Inclusivity and diversity continue to resonate. They were the theme of the recent YLG (Youth Libraries Group) Conference held in partnership with CDEG (Community, Diversity and Equality Group). Both are Special Interest Groups of CILIP (Chartered Institute of Librarians and Information Professionals), drawing together practitioners from different backgrounds. The keynote speech by Karen McCluskey, Director of the Scottish Violence Reduction Unit, emphasised the importance of books that children can connect with. Speakers, both in the plenary sessions and in the workshops, spoke with authority and passion about providing books for different communities. They included Lisa Williamson who talked about the need for young LGBTQ readers to find themselves in a book; Pam Dix, Chair of IBBY UK, who talked about Cultural Diversity and Children’s Books, an aspect reflected again in the presentation by Sita Brahmachari; and Paul Register on the Stan Lee Excelsior Award for graphic novels, and chosen by readers themselves. A highlight of the conference was the announcement that the CILIP Carnegie and Kate Greenaway Awards would now incorporate a new award set up in partnership with Amnesty International,the Amnesty CILIP Honour Award, which will draw on the shortlists and showcase books that reflect and celebrate personal rights and freedoms. Of course, diversity also means introducing young readers to authors and illustrators who are not British. Translation continues to be an active topic of concern in that there is still too little. However there is some cause for optimism with the growth of specialist publishers like Pushkin Press, and the fact that translated books are now eligible for the Carnegie Medal.

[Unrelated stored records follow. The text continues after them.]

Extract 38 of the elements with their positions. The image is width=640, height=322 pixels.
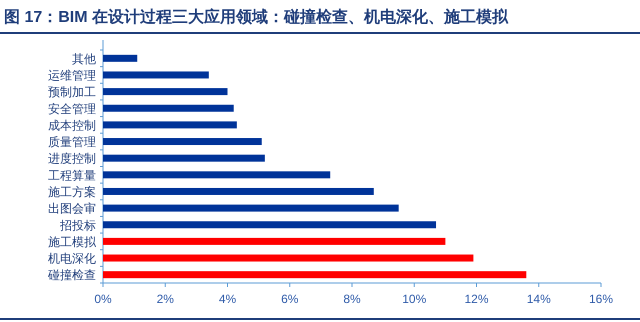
y-tick-label: 机电深化 — [48, 252, 96, 266]
y-tick-label: 出图会审 — [48, 202, 96, 216]
y-tick-label: 碰撞检查 — [47, 268, 96, 282]
bar — [103, 271, 526, 278]
x-tick-label: 12% — [464, 292, 489, 306]
bar — [103, 154, 265, 162]
bar — [103, 121, 237, 128]
x-tick-label: 4% — [218, 292, 236, 306]
y-tick-label: 招投标 — [59, 218, 96, 232]
bar — [103, 221, 436, 228]
chart-title: 图 17：BIM 在设计过程三大应用领域：碰撞检查、机电深化、施工模拟 — [4, 7, 510, 26]
y-tick-label: 施工模拟 — [48, 234, 97, 249]
y-tick-label: 其他 — [72, 52, 96, 66]
bar — [103, 188, 374, 195]
y-tick-label: 工程算量 — [48, 168, 96, 182]
y-tick-label: 安全管理 — [48, 102, 96, 116]
x-tick-label: 10% — [402, 292, 427, 306]
y-tick-label: 质量管理 — [48, 135, 96, 150]
bar — [103, 171, 330, 178]
y-tick-label: 施工方案 — [48, 184, 96, 199]
bar — [103, 71, 209, 78]
x-tick-label: 16% — [588, 292, 614, 306]
x-tick-label: 8% — [343, 292, 361, 306]
bar — [103, 138, 262, 146]
y-tick-label: 成本控制 — [48, 118, 96, 132]
y-tick-label: 预制加工 — [48, 85, 96, 100]
x-tick-label: 14% — [526, 292, 552, 306]
y-tick-label: 运维管理 — [48, 68, 96, 82]
x-tick-label: 2% — [156, 292, 174, 306]
bar — [103, 88, 228, 96]
bar — [103, 238, 446, 245]
bar — [103, 104, 234, 112]
x-tick-label: 0% — [94, 292, 112, 306]
y-tick-label: 进度控制 — [48, 152, 96, 166]
bar — [103, 54, 138, 62]
x-tick-label: 6% — [281, 292, 299, 306]
bar — [103, 254, 474, 262]
bar — [103, 204, 399, 212]
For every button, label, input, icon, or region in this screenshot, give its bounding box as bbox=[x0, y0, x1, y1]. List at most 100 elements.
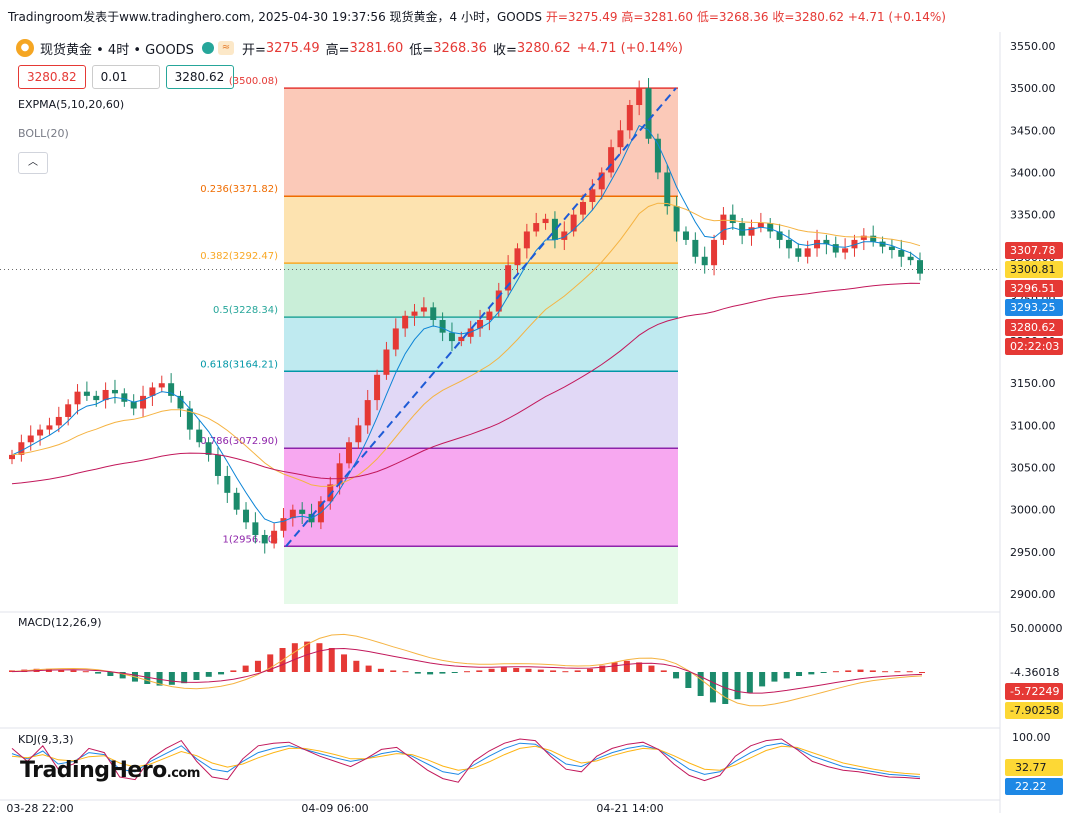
fib-label: 0.786(3072.90) bbox=[200, 436, 278, 447]
macd-bar bbox=[869, 670, 876, 672]
y-tick-label: 3150.00 bbox=[1010, 377, 1056, 390]
candle-body bbox=[636, 88, 643, 106]
candle-body bbox=[196, 429, 203, 443]
candle-body bbox=[214, 454, 221, 476]
candle-body bbox=[580, 201, 587, 215]
y-tick-label: 3100.00 bbox=[1010, 419, 1056, 432]
candle-body bbox=[83, 391, 90, 396]
candle-body bbox=[654, 138, 661, 173]
macd-bar bbox=[488, 668, 495, 672]
candle-body bbox=[336, 463, 343, 485]
x-tick-label: 04-09 06:00 bbox=[301, 802, 368, 813]
candle-body bbox=[842, 248, 849, 253]
y-tick-label: 3350.00 bbox=[1010, 209, 1056, 222]
candle-body bbox=[308, 513, 315, 523]
candle-body bbox=[645, 88, 652, 139]
candle-body bbox=[551, 218, 558, 240]
candle-body bbox=[851, 239, 858, 249]
candle-body bbox=[74, 391, 81, 405]
candle-body bbox=[37, 429, 44, 436]
candle-body bbox=[701, 256, 708, 266]
ema-line bbox=[11, 282, 921, 485]
candle-body bbox=[664, 172, 671, 207]
macd-bar bbox=[808, 672, 815, 675]
candle-body bbox=[65, 404, 72, 417]
candle-body bbox=[355, 425, 362, 443]
macd-bar bbox=[476, 670, 483, 672]
fib-label: 0.5(3228.34) bbox=[213, 305, 278, 316]
macd-tag-text: -5.72249 bbox=[1010, 685, 1059, 698]
macd-bar bbox=[697, 672, 704, 696]
chart-caption: Tradingroom发表于www.tradinghero.com, 2025-… bbox=[0, 0, 1073, 32]
candle-body bbox=[383, 349, 390, 375]
price-tag-text: 3300.81 bbox=[1010, 263, 1056, 276]
candle-body bbox=[495, 290, 502, 312]
candle-body bbox=[411, 311, 418, 316]
macd-bar bbox=[586, 668, 593, 672]
macd-bar bbox=[845, 670, 852, 672]
price-tag bbox=[1005, 299, 1063, 316]
candle-body bbox=[598, 172, 605, 190]
candle-body bbox=[692, 239, 699, 257]
candle-body bbox=[823, 239, 830, 245]
macd-legend[interactable]: MACD(12,26,9) bbox=[18, 616, 102, 629]
macd-bar bbox=[107, 672, 114, 676]
candle-body bbox=[617, 130, 624, 148]
y-tick-label: 3450.00 bbox=[1010, 124, 1056, 137]
candle-body bbox=[345, 442, 352, 464]
fib-zone bbox=[284, 196, 678, 264]
y-tick-label: 3250.00 bbox=[1010, 293, 1056, 306]
macd-bar bbox=[156, 672, 163, 686]
low-value: 3268.36 bbox=[433, 40, 487, 56]
macd-bar bbox=[9, 670, 15, 672]
candle-body bbox=[748, 227, 755, 236]
macd-bar bbox=[402, 671, 409, 673]
sell-button[interactable]: 3280.82 bbox=[18, 65, 86, 89]
kdj-legend[interactable]: KDJ(9,3,3) bbox=[18, 733, 74, 746]
candle-body bbox=[252, 522, 259, 535]
candle-body bbox=[608, 147, 615, 173]
macd-bar bbox=[267, 654, 274, 672]
buy-button[interactable]: 3280.62 bbox=[165, 65, 234, 89]
macd-bar bbox=[328, 648, 335, 672]
macd-bar bbox=[341, 654, 348, 672]
macd-bar bbox=[254, 660, 261, 672]
macd-bar bbox=[95, 672, 102, 674]
candle-body bbox=[589, 189, 596, 202]
macd-bar bbox=[796, 672, 803, 676]
macd-bar bbox=[144, 672, 151, 684]
macd-bar bbox=[882, 671, 889, 673]
candle-body bbox=[439, 320, 446, 333]
macd-bar bbox=[734, 672, 741, 700]
macd-bar bbox=[193, 672, 200, 680]
candle-body bbox=[729, 214, 736, 224]
candle-body bbox=[523, 231, 530, 249]
y-tick-label: 3200.00 bbox=[1010, 335, 1056, 348]
symbol-name[interactable]: 现货黄金 • 4时 • GOODS bbox=[40, 42, 194, 58]
candle-body bbox=[533, 223, 540, 232]
macd-bar bbox=[648, 665, 655, 672]
boll-legend[interactable]: BOLL(20) bbox=[18, 127, 69, 140]
candle-body bbox=[448, 332, 455, 342]
macd-bar bbox=[746, 672, 753, 693]
macd-bar bbox=[316, 643, 323, 672]
collapse-legend-button[interactable]: ︿ bbox=[18, 152, 48, 174]
candle-body bbox=[102, 389, 109, 401]
candle-body bbox=[121, 393, 128, 402]
fib-zone bbox=[284, 88, 678, 197]
gold-coin-icon[interactable]: ● bbox=[16, 39, 34, 57]
expma-legend[interactable]: EXPMA(5,10,20,60) bbox=[18, 98, 125, 111]
quantity-input[interactable]: 0.01 bbox=[91, 65, 160, 89]
fib-label: 0.382(3292.47) bbox=[200, 251, 278, 262]
macd-bar bbox=[70, 670, 77, 672]
macd-bar bbox=[82, 671, 89, 673]
symbol-legend: ● 现货黄金 • 4时 • GOODS ≈ 开= 3275.49 高= 3281.6… bbox=[16, 38, 689, 58]
candle-body bbox=[477, 320, 484, 329]
candle-body bbox=[814, 239, 821, 249]
macd-bar bbox=[537, 669, 544, 672]
candle-body bbox=[186, 408, 193, 430]
market-open-icon bbox=[201, 42, 214, 54]
candle-body bbox=[149, 387, 156, 396]
candle-body bbox=[280, 518, 287, 531]
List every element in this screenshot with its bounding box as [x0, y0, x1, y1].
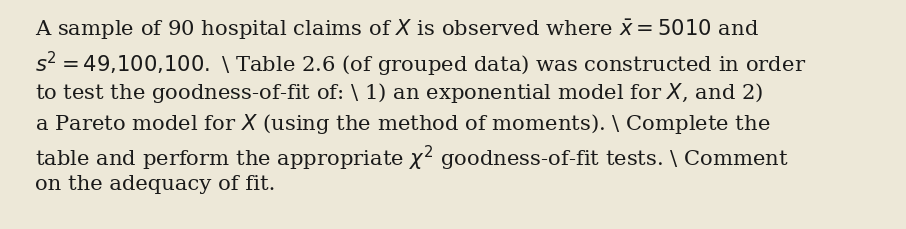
Text: on the adequacy of fit.: on the adequacy of fit. — [35, 175, 275, 194]
Text: $s^2 = 49{,}100{,}100.$ \ Table 2.6 (of grouped data) was constructed in order: $s^2 = 49{,}100{,}100.$ \ Table 2.6 (of … — [35, 49, 806, 79]
Text: A sample of 90 hospital claims of $X$ is observed where $\bar{x} = 5010$ and: A sample of 90 hospital claims of $X$ is… — [35, 18, 759, 42]
Text: to test the goodness-of-fit of: \ 1) an exponential model for $X$, and 2): to test the goodness-of-fit of: \ 1) an … — [35, 81, 764, 105]
Text: table and perform the appropriate $\chi^2$ goodness-of-fit tests. \ Comment: table and perform the appropriate $\chi^… — [35, 144, 789, 173]
Text: a Pareto model for $X$ (using the method of moments). \ Complete the: a Pareto model for $X$ (using the method… — [35, 112, 770, 136]
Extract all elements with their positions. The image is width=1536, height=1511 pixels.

Prizes are an important way of celebrating books. We watched with sadness as the Roald Dahl Funny Prize ended, only to cheer as, phoenix like, the Laugh Out Loud Prize (the Lollies) was born There has been no award for the YA novel since the Booktrust Teenage Prize ceased, however this year saw the launch of the YA Book Prize sponsored by the Bookseller. Poetry may also be experiencing a bit of a revival after the CLIPPA Award (Centre for Literacy in Primary Poetry Award) took centre stage, literally, at the Southbank with Joseph Coelho winning; let us hope this really does continue.
There is plenty to shout about and much to look forward to in 2016!